My proposal is then about allowing people to play with their own slots, 
and deploy that to users, without having to create a PEP for their 
specific usecase.

b) There's more than the "nativecall" we'd use this for in Cython. 
Something like compiled abstract base classes/compiled multiple 
inheritance/Go-style interfaces for instance. Some of those things we'd 
like to use it for certainly will never be a PEP.

c) Get NumPy users off their PyObject_TypeCheck habit, which IMO is 
damaging to the NumPy project (because you can't that easily play around 
with different array libraries and new ideas -- NumPy is the only array 
type you can ever have, because millions of code lines have been written 
using its C API. My proposal provides a way of moving that API over to 
accept any object implementing a NumPy-specified spec. We certainly 
don't want to have a 20 nanosecond speed regression on every single call 
they make to the NumPy C API, and you simply don't rewrite millions of 
code lines.).

I think having millions of lines of "Python" code written in C, and not 
Python, and considering 20 nanoseconds as "much", is perhaps not the 
typical usecase on this list. Still, that's the world of scientific 
computing with Python. Python-the-interpreter is just the "shell" around 
the real stuff that all happens in C or Fortran.

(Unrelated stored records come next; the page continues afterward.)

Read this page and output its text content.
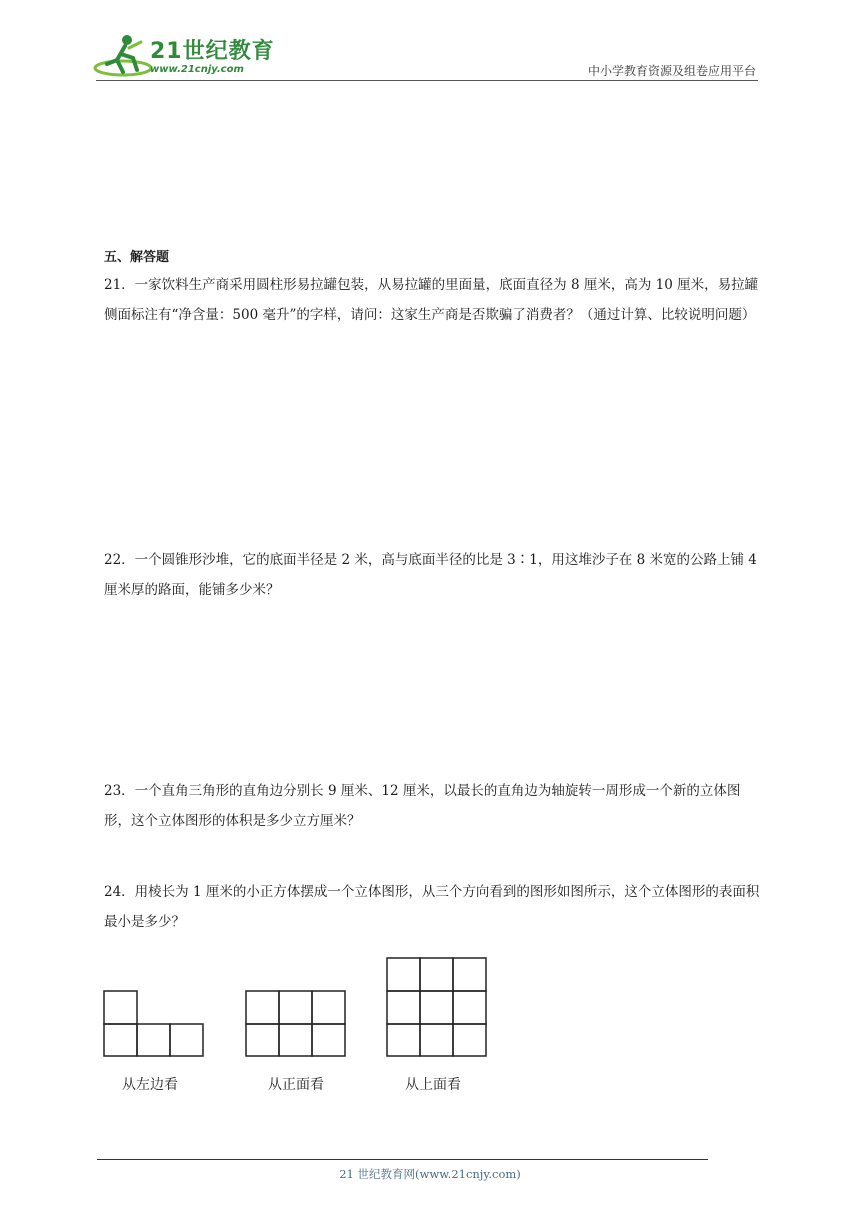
21世纪教育
www.21cnjy.com	中小学教育资源及组卷应用平台
五、解答题
21．一家饮料生产商采用圆柱形易拉罐包装，从易拉罐的里面量，底面直径为 8 厘米，高为 10 厘米，易拉罐侧面标注有“净含量：500 毫升”的字样，请问：这家生产商是否欺骗了消费者？（通过计算、比较说明问题）
22．一个圆锥形沙堆，它的底面半径是 2 米，高与底面半径的比是 3∶1，用这堆沙子在 8 米宽的公路上铺 4 厘米厚的路面，能铺多少米？
23．一个直角三角形的直角边分别长 9 厘米、12 厘米，以最长的直角边为轴旋转一周形成一个新的立体图形，这个立体图形的体积是多少立方厘米？
24．用棱长为 1 厘米的小正方体摆成一个立体图形，从三个方向看到的图形如图所示，这个立体图形的表面积最小是多少？
从左边看	从正面看	从上面看
21 世纪教育网(www.21cnjy.com)
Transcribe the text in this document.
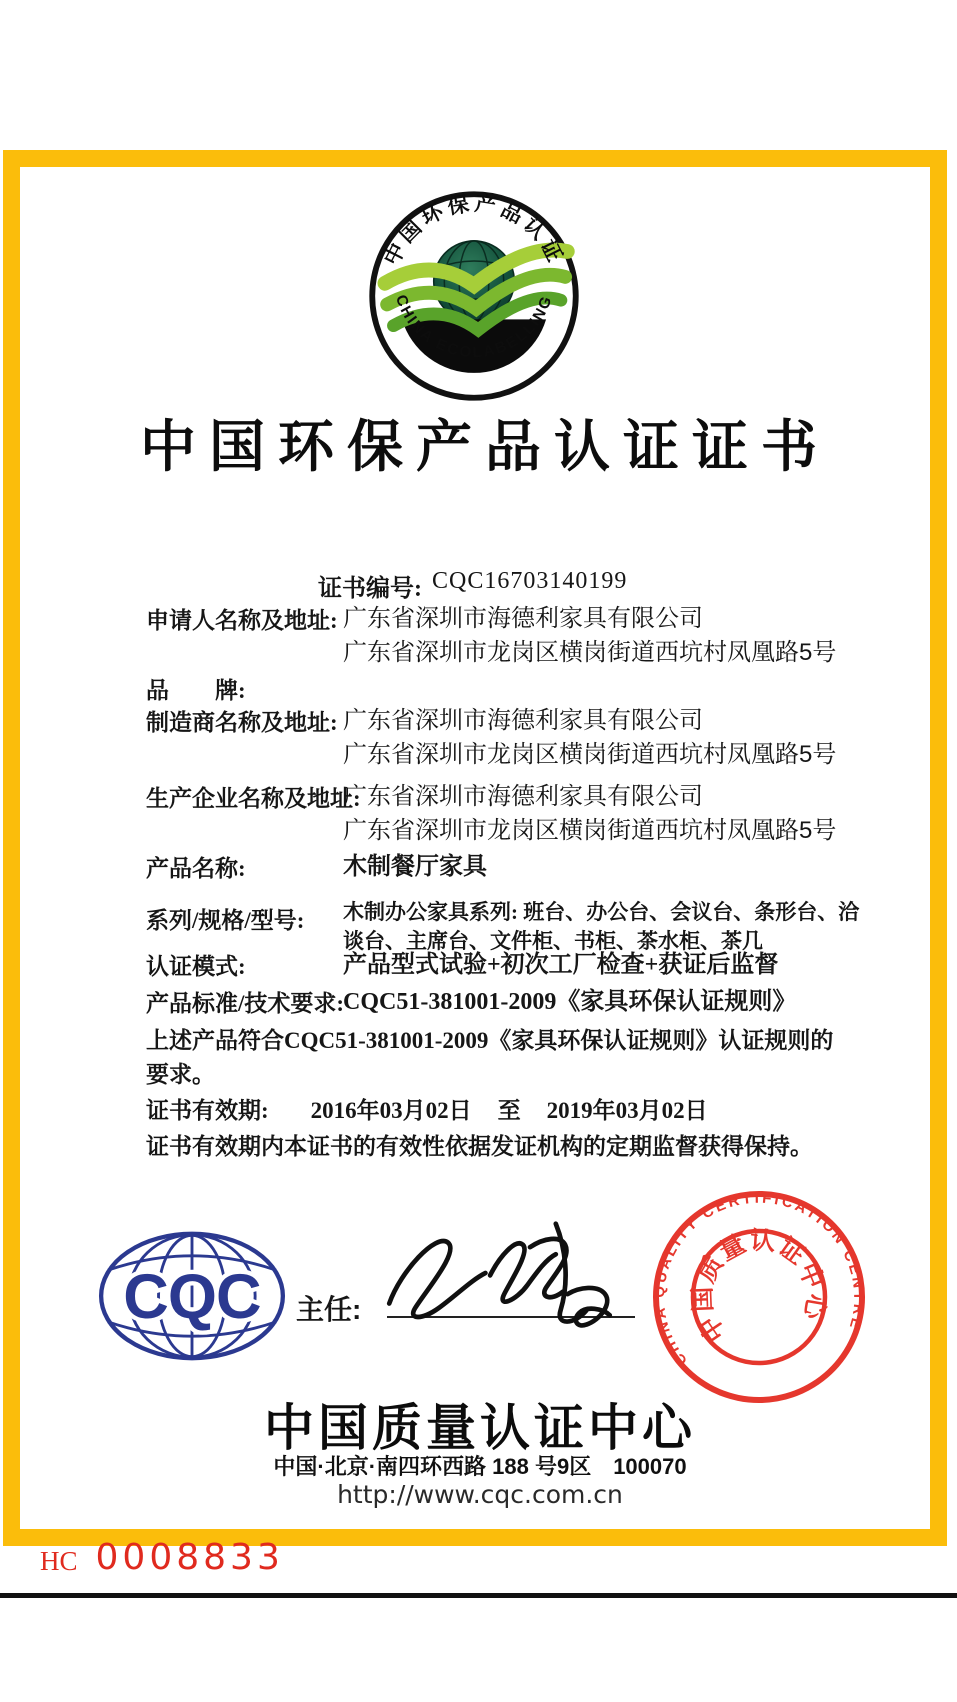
中国环保产品认证
CHINA ECOLABELLING
中国环保产品认证证书
证书编号: CQC16703140199
申请人名称及地址: 广东省深圳市海德利家具有限公司
广东省深圳市龙岗区横岗街道西坑村凤凰路5号
品　　牌:
制造商名称及地址: 广东省深圳市海德利家具有限公司
广东省深圳市龙岗区横岗街道西坑村凤凰路5号
生产企业名称及地址:
广东省深圳市海德利家具有限公司
广东省深圳市龙岗区横岗街道西坑村凤凰路5号
产品名称:	木制餐厅家具
系列/规格/型号:	木制办公家具系列: 班台、办公台、会议台、条形台、洽谈台、主席台、文件柜、书柜、茶水柜、茶几
认证模式:	产品型式试验+初次工厂检查+获证后监督
产品标准/技术要求:
CQC51-381001-2009《家具环保认证规则》
上述产品符合CQC51-381001-2009《家具环保认证规则》认证规则的要求。
证书有效期: 2016年03月02日 至 2019年03月02日
证书有效期内本证书的有效性依据发证机构的定期监督获得保持。
CQC 主任:
CHINA QUALITY CERTIFICATION CENTRE
中国质量认证中心
中国质量认证中心
中国·北京·南四环西路 188 号9区　100070
http://www.cqc.com.cn
HC 0008833
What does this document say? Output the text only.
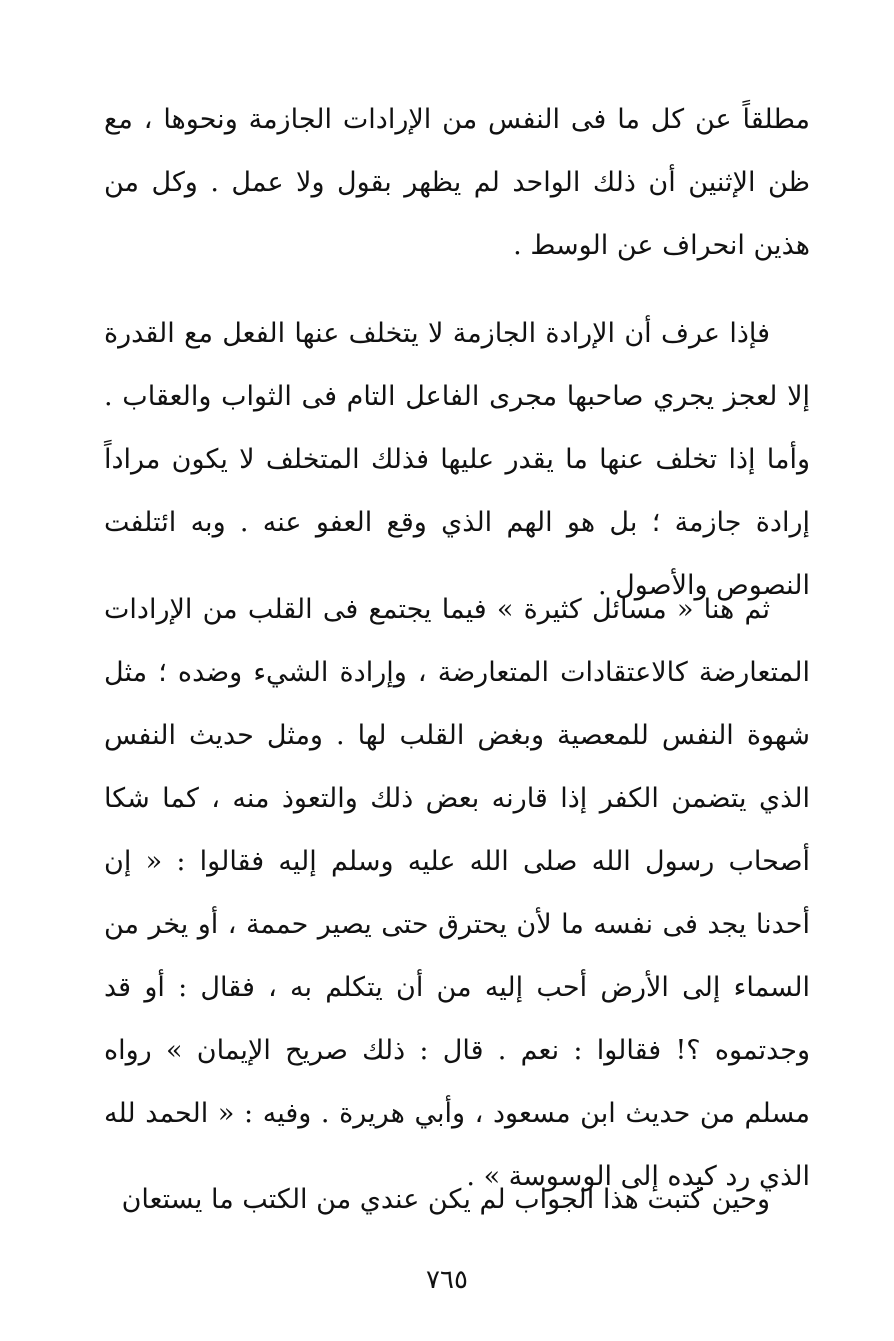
مطلقاً عن كل ما فى النفس من الإرادات الجازمة ونحوها ، مع ظن الإثنين أن ذلك الواحد لم يظهر بقول ولا عمل . وكل من هذين انحراف عن الوسط .

فإذا عرف أن الإرادة الجازمة لا يتخلف عنها الفعل مع القدرة إلا لعجز يجري صاحبها مجرى الفاعل التام فى الثواب والعقاب . وأما إذا تخلف عنها ما يقدر عليها فذلك المتخلف لا يكون مراداً إرادة جازمة ؛ بل هو الهم الذي وقع العفو عنه . وبه ائتلفت النصوص والأصول .

ثم هنا « مسائل كثيرة » فيما يجتمع فى القلب من الإرادات المتعارضة كالاعتقادات المتعارضة ، وإرادة الشيء وضده ؛ مثل شهوة النفس للمعصية وبغض القلب لها . ومثل حديث النفس الذي يتضمن الكفر إذا قارنه بعض ذلك والتعوذ منه ، كما شكا أصحاب رسول الله صلى الله عليه وسلم إليه فقالوا : « إن أحدنا يجد فى نفسه ما لأن يحترق حتى يصير حممة ، أو يخر من السماء إلى الأرض أحب إليه من أن يتكلم به ، فقال : أو قد وجدتموه ؟! فقالوا : نعم . قال : ذلك صريح الإيمان » رواه مسلم من حديث ابن مسعود ، وأبي هريرة . وفيه : « الحمد لله الذي رد كيده إلى الوسوسة » .

وحين كتبت هذا الجواب لم يكن عندي من الكتب ما يستعان

٧٦٥
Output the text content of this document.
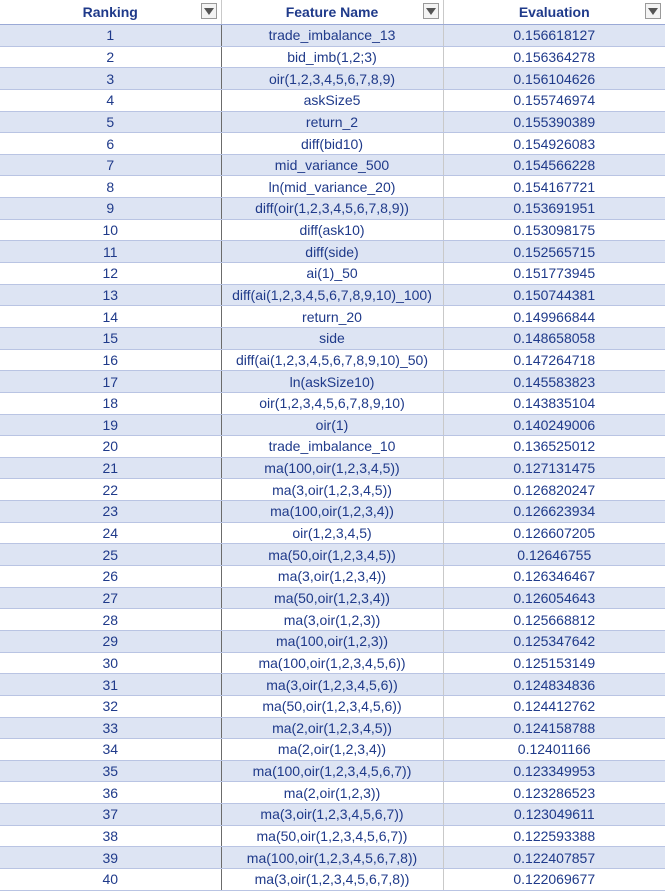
Ranking	Feature Name	Evaluation

1	trade_imbalance_13	0.156618127
2	bid_imb(1,2;3)	0.156364278
3	oir(1,2,3,4,5,6,7,8,9)	0.156104626
4	askSize5	0.155746974
5	return_2	0.155390389
6	diff(bid10)	0.154926083
7	mid_variance_500	0.154566228
8	ln(mid_variance_20)	0.154167721
9	diff(oir(1,2,3,4,5,6,7,8,9))	0.153691951
10	diff(ask10)	0.153098175
11	diff(side)	0.152565715
12	ai(1)_50	0.151773945
13	diff(ai(1,2,3,4,5,6,7,8,9,10)_100)	0.150744381
14	return_20	0.149966844
15	side	0.148658058
16	diff(ai(1,2,3,4,5,6,7,8,9,10)_50)	0.147264718
17	ln(askSize10)	0.145583823
18	oir(1,2,3,4,5,6,7,8,9,10)	0.143835104
19	oir(1)	0.140249006
20	trade_imbalance_10	0.136525012
21	ma(100,oir(1,2,3,4,5))	0.127131475
22	ma(3,oir(1,2,3,4,5))	0.126820247
23	ma(100,oir(1,2,3,4))	0.126623934
24	oir(1,2,3,4,5)	0.126607205
25	ma(50,oir(1,2,3,4,5))	0.12646755
26	ma(3,oir(1,2,3,4))	0.126346467
27	ma(50,oir(1,2,3,4))	0.126054643
28	ma(3,oir(1,2,3))	0.125668812
29	ma(100,oir(1,2,3))	0.125347642
30	ma(100,oir(1,2,3,4,5,6))	0.125153149
31	ma(3,oir(1,2,3,4,5,6))	0.124834836
32	ma(50,oir(1,2,3,4,5,6))	0.124412762
33	ma(2,oir(1,2,3,4,5))	0.124158788
34	ma(2,oir(1,2,3,4))	0.12401166
35	ma(100,oir(1,2,3,4,5,6,7))	0.123349953
36	ma(2,oir(1,2,3))	0.123286523
37	ma(3,oir(1,2,3,4,5,6,7))	0.123049611
38	ma(50,oir(1,2,3,4,5,6,7))	0.122593388
39	ma(100,oir(1,2,3,4,5,6,7,8))	0.122407857
40	ma(3,oir(1,2,3,4,5,6,7,8))	0.122069677
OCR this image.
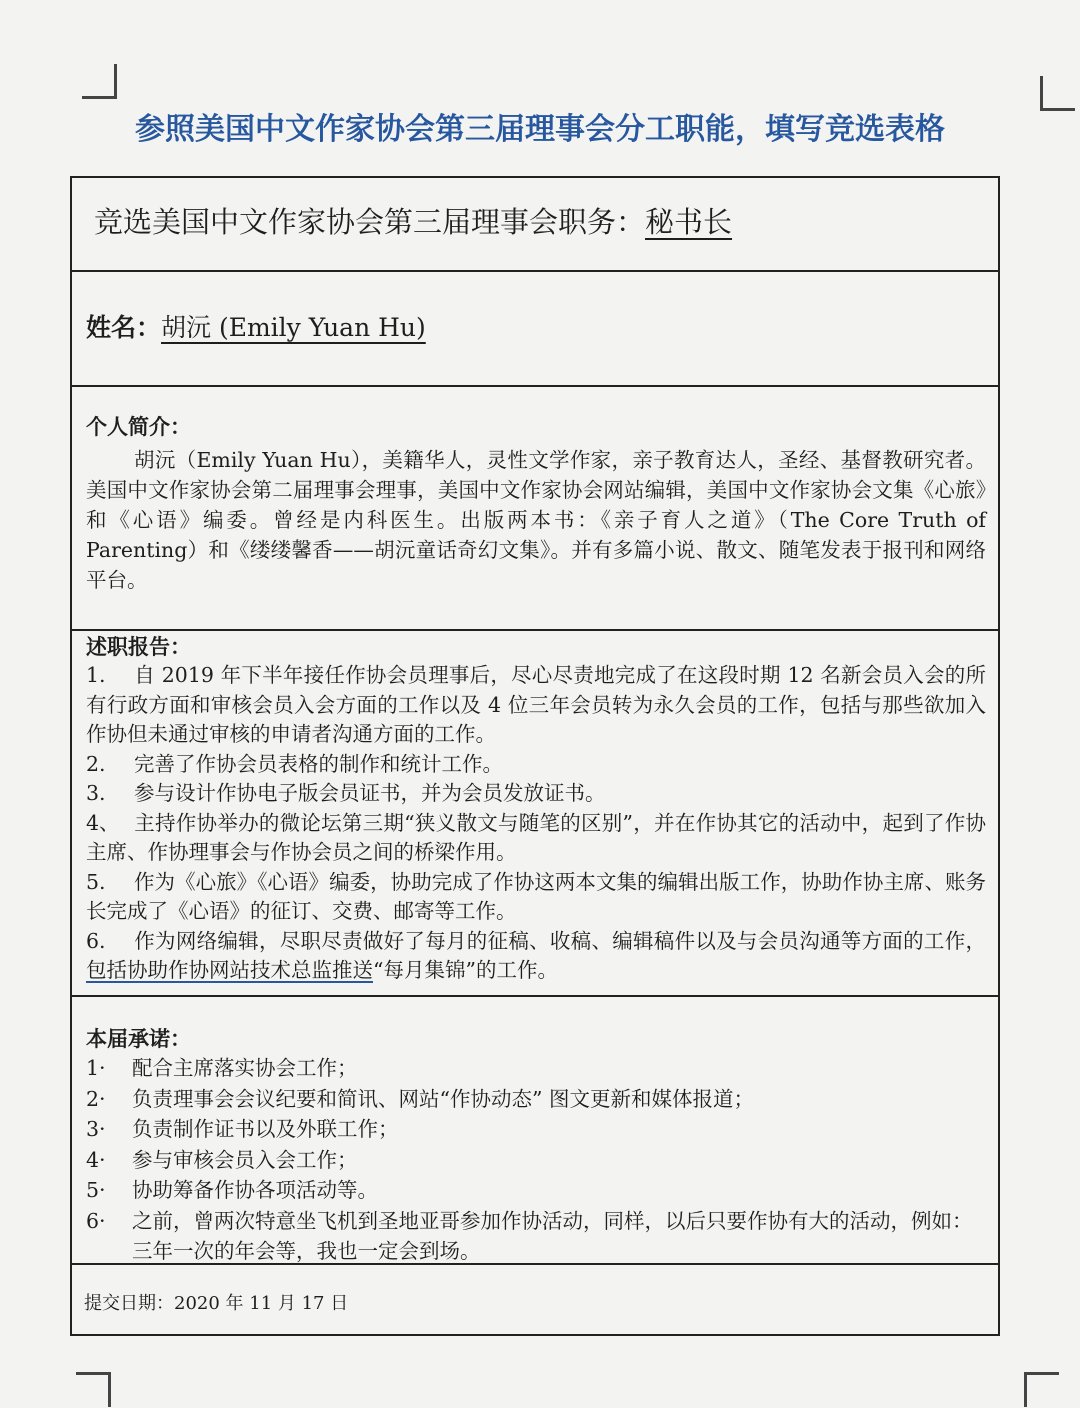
参照美国中文作家协会第三届理事会分工职能，填写竞选表格
竞选美国中文作家协会第三届理事会职务：秘书长
姓名：胡沅 (Emily Yuan Hu)
个人简介：
胡沅（Emily Yuan Hu），美籍华人，灵性文学作家，亲子教育达人，圣经、基督教研究者。美国中文作家协会第二届理事会理事，美国中文作家协会网站编辑，美国中文作家协会文集《心旅》和《心语》编委。曾经是内科医生。出版两本书：《亲子育人之道》（The Core Truth of Parenting）和《缕缕馨香——胡沅童话奇幻文集》。并有多篇小说、散文、随笔发表于报刊和网络平台。
述职报告：
1. 自 2019 年下半年接任作协会员理事后，尽心尽责地完成了在这段时期 12 名新会员入会的所有行政方面和审核会员入会方面的工作以及 4 位三年会员转为永久会员的工作，包括与那些欲加入作协但未通过审核的申请者沟通方面的工作。
2. 完善了作协会员表格的制作和统计工作。
3. 参与设计作协电子版会员证书，并为会员发放证书。
4、 主持作协举办的微论坛第三期“狭义散文与随笔的区别”，并在作协其它的活动中，起到了作协主席、作协理事会与作协会员之间的桥梁作用。
5. 作为《心旅》《心语》编委，协助完成了作协这两本文集的编辑出版工作，协助作协主席、账务长完成了《心语》的征订、交费、邮寄等工作。
6. 作为网络编辑，尽职尽责做好了每月的征稿、收稿、编辑稿件以及与会员沟通等方面的工作，包括协助作协网站技术总监推送“每月集锦”的工作。
本届承诺：
1·	配合主席落实协会工作；
2·	负责理事会会议纪要和简讯、网站“作协动态” 图文更新和媒体报道；
3·	负责制作证书以及外联工作；
4·	参与审核会员入会工作；
5·	协助筹备作协各项活动等。
6·	之前，曾两次特意坐飞机到圣地亚哥参加作协活动，同样，以后只要作协有大的活动，例如：三年一次的年会等，我也一定会到场。
提交日期：2020 年 11 月 17 日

(Cython is not just about scientific computing, as I'm sure Stefan has 
told you all about. But in other situations I think there's less of a 
need of "cross-talk" between extensions without going through the Python 
API.)

I guess I don't get "if something needs to be fast on the C level, then 
that one specific usecase should be in a PEP". And all we're asking for 
is really that one bit in tp_flags.

Dag